Pour la fédération, l'essentiel du problème réside dans l'énorme hausse des prix sur le marché du gaz naturel et dans la répercussion de celle-ci, via le mécanisme de fixation des prix, sur le prix de l'électricité. "Les mesures visant à réduire le prix du gaz naturel sont (donc) une première étape logique", relève-t-elle, pointant la Norvège "qui vend son gaz presque exclusivement par gazoduc à un nombre limité de pays de l'UE" comme un choix évident.
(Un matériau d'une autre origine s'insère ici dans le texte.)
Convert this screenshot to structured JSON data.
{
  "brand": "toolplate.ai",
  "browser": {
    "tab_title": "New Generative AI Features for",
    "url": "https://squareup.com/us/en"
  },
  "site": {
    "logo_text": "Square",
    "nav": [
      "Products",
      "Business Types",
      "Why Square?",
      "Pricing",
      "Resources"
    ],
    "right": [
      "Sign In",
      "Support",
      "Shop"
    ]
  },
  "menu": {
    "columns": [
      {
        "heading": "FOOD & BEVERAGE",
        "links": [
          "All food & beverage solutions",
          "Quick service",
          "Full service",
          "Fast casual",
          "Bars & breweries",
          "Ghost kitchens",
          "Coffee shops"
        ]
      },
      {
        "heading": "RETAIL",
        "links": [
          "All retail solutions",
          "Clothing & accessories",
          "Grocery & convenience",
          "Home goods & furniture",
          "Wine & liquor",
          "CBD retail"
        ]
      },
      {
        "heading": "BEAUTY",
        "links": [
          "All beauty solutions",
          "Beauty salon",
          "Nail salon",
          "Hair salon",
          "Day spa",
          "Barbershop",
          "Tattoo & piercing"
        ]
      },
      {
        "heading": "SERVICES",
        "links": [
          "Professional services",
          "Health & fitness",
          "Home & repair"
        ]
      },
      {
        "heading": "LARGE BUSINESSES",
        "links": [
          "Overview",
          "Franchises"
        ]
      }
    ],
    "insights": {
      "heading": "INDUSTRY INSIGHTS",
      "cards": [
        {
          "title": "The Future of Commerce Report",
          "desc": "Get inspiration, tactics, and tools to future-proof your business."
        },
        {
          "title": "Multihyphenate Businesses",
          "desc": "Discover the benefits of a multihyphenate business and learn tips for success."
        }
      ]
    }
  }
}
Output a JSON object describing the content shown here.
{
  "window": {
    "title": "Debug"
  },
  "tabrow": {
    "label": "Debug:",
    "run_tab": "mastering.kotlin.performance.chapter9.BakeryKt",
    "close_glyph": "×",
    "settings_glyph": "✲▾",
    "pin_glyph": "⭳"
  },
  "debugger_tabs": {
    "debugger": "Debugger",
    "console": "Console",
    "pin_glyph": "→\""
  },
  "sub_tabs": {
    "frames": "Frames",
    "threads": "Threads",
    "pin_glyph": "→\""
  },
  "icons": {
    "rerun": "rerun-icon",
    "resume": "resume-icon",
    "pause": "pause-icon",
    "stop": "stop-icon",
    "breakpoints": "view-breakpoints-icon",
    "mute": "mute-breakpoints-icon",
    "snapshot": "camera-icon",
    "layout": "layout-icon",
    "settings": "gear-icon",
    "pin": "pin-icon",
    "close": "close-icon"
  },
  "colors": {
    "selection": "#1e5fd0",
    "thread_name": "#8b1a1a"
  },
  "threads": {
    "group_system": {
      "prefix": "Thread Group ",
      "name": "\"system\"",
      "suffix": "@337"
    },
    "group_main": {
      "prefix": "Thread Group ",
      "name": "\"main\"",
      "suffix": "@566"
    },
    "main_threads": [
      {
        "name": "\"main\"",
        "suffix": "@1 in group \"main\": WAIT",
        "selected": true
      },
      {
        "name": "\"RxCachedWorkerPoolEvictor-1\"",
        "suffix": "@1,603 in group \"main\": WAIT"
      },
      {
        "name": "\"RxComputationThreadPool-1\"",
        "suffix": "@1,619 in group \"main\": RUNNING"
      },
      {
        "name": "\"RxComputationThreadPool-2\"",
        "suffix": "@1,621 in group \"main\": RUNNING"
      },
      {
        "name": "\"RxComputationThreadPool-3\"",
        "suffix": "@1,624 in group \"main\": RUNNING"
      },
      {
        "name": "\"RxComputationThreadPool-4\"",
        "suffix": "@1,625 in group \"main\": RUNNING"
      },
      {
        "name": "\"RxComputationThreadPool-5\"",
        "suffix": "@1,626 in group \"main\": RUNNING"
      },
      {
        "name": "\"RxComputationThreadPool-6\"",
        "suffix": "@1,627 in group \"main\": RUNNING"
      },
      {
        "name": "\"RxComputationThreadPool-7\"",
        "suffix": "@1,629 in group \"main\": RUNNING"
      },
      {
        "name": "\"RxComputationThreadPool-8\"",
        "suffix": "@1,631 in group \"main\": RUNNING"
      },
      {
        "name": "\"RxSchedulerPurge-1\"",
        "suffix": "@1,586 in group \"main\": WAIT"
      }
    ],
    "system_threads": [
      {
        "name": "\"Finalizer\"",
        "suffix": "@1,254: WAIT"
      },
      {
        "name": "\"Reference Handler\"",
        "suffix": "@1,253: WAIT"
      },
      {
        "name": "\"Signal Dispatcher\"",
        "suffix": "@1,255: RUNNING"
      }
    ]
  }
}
Il faut aussi intervenir sur le calcul des coûts de production de l'électricité, selon Agoria. Cette dernière propose de s'inspirer de ce qui se fait en Espagne ou au Portugal, où les prix du gaz utilisé pour la production d'électricité ont été plafonnés/subventionnés (avec l'accord de l'UE), afin de le transposer à plus grande échelle géographique.

La fédération plaide également pour exempter temporairement le secteur de l'électricité, au niveau européen, de l'achat des droits d'émission de CO2 ou pousser davantage de droits sur le marché ETS (échange de quotas d'émission, NDLR) via le mécanisme de stabilité du marché (MSR). "Le coût des droits d'émission de CO2 est en effet répercuté dans la méthode de calcul du prix de l"électricité et atteint donc aussi indirectement le consommateur", explique-t-elle.

"Ce sont des mesures non conventionnelles, mais à la guerre comme à la guerre", ponctue Bart Steukers. "Dans notre pays aussi, il est temps de prendre des mesures qui préserveront la compétitivité de nos entreprises. Sans décision politique, l'industrie se retrouve dos au mur".